Plusieurs fois le roi s'en était ouvert à Charles-Quint, et celui-ci
répondait avec mesure : Que la France ne pouvoit être le
lieu d'une libre concession, car l'on diroit cette investiture nulle par
absence de liberté, et n'étoit-ce pas d'ailleurs le motif qu'invoquoit
François Ier pour se dispenser d'exécuter le traité de Madrid ? La position
seroit identique, et il ne falloit pas s'y exposer ; mieux valoit attendre
que l'empereur fût librement rendu dans la Flandres, où, avec son
conseil, il pourroit spontanément concéder l'investiture. Inquiet déjà
que l'on prît pour de la mauvaise foi ces réflexions naturelles, l'empereur
craignit un moment quelques mesures déloyales. Une certaine hésitation se
peignait souvent sur les traits contractés de sa physionomie ; chaque action
il l'interprétait comme un acte de violence ; à la suite d'un bal à Amboise,
il se manifesta les symptômes d'un incendie, et Charles-Quint craignit qu'on
ne l'eût fait exprès pour se débarrasser de lui. Une autre fois un morceau dé
bois fut détaché d'un haut édifice et froissa sa tête de manière à lui faire
une blessure ; l'empereur, profondément affecté, ne dit rien, il grimaça même
un sourire. Enfin un jour, aux Tournelles, dans les vergers qui entouraient
la cour, Charles-Quint, à cheval, sentit sauter derrière lui en croupe un
chevalier qui, le serrant fortement, lui dit d'une voix timbrée ; Sire empereur, vous êtes mon prisonnier. Le roi se
tourna avec saisissement, et il reconnut le petit espiègle duc d'Orléans qui
avait fait un jeu de cela, de manière à l'effrayer sérieusement.
Charles-Quint lança un de ces sourires significatifs qui veulent être
insouciants et qui témoignent néanmoins une mélancolie soupçonneuse.

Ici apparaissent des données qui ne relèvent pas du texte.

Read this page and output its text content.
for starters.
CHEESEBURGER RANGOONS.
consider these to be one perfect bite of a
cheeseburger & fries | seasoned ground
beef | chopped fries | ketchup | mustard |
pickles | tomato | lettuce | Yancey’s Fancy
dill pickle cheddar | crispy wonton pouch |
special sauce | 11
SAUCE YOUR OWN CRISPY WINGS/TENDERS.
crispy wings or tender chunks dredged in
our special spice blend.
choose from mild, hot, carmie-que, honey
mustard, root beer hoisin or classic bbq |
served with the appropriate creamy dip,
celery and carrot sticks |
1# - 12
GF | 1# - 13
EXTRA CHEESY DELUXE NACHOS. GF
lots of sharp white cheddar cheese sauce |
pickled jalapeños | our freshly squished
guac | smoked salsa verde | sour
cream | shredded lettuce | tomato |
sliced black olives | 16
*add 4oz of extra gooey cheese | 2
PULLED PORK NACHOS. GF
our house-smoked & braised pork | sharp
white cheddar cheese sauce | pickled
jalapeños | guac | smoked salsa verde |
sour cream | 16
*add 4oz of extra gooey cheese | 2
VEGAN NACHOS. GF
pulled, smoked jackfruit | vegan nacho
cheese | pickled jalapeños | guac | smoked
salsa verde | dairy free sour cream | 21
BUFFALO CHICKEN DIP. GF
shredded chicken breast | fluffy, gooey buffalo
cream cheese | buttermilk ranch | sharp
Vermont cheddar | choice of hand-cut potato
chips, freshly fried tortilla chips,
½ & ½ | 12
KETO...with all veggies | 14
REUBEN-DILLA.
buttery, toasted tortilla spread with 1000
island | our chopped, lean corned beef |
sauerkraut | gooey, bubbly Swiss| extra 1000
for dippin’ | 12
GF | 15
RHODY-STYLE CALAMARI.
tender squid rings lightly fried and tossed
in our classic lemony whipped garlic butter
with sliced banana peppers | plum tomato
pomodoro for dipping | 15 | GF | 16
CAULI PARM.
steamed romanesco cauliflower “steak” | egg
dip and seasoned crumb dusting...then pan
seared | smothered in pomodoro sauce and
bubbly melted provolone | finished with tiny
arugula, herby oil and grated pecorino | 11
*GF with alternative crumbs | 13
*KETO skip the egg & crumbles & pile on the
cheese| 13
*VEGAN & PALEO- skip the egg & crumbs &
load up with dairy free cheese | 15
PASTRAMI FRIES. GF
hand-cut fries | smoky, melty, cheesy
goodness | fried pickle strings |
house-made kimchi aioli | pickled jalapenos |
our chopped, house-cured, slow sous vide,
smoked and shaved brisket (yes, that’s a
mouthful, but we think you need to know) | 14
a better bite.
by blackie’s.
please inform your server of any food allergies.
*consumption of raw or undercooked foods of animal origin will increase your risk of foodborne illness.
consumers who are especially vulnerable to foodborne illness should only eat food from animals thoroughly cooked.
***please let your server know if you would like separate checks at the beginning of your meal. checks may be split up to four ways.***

Cette sorte d'état mal à l'aise se manifestait constamment
au front de l'empereur. François Ier ne fut pas le demies à s'en apercevoir,
et dans ses épanchements, soit qu'il voulût se venger des tourments de
Madrid, soit qu'il voulût rassurer les craintes de l'empereur, en rappelant
sans cesse l'objet de ses soupçons, il lui dit, en lui montrant la duchesse
d'Étampes, sa maîtresse : Mon frère, vous voyez bien
cette dame qui est là-bas ? eh bien, elle me conseille de ne point vous laisser
partir sans avoir obtenu de vous les modifications au traité de Madrid.
Et l'empereur répondit d'un ton moitié railleur, moitié sérieux : Eh bien, pourquoi, sire, ne suivez-vous pas ses bons
conseils ? Des Mémoires ont écrit que, loin de négliger cet avis,
Charles-Quint voulut s'assurer l'appui de la duchesse d'Étampes, et que, prêt
à se laver les mains, avec une galanterie exquise, il laissa tomber par terre
un diamant de prix, et comme la duchesse se baissait pour le ramasser et le
rendre à l'empereur, le prince lui dit : Gardez-le,
madame, en souvenir de moi. Et depuis ce moment-là, ajoutent les Mémoires,
la duchesse d'Étampes fut décidément favorable à Charles-Quint. Il faut se
défier de ces anecdotes que Brantôme a réunies dans ses loisirs de gentilhomme
fatigué ; il devait être d'un prix inestimable, ce diamant, pour qu'il pût
séduire la maîtresse d'un roi magnifique, accablée elle-même sous le poids
des pierreries ! Au contraire, la duchesse d'Étampes partagea jusqu'à la fin
l'opinion de cette partie du conseil qui voulait profiter du passage de
Charles-Quint pour modifier le traité de Madrid ; elle ne pouvait en changer
pour une bagatelle, serait-ce même pour quelques mille doublons d'or.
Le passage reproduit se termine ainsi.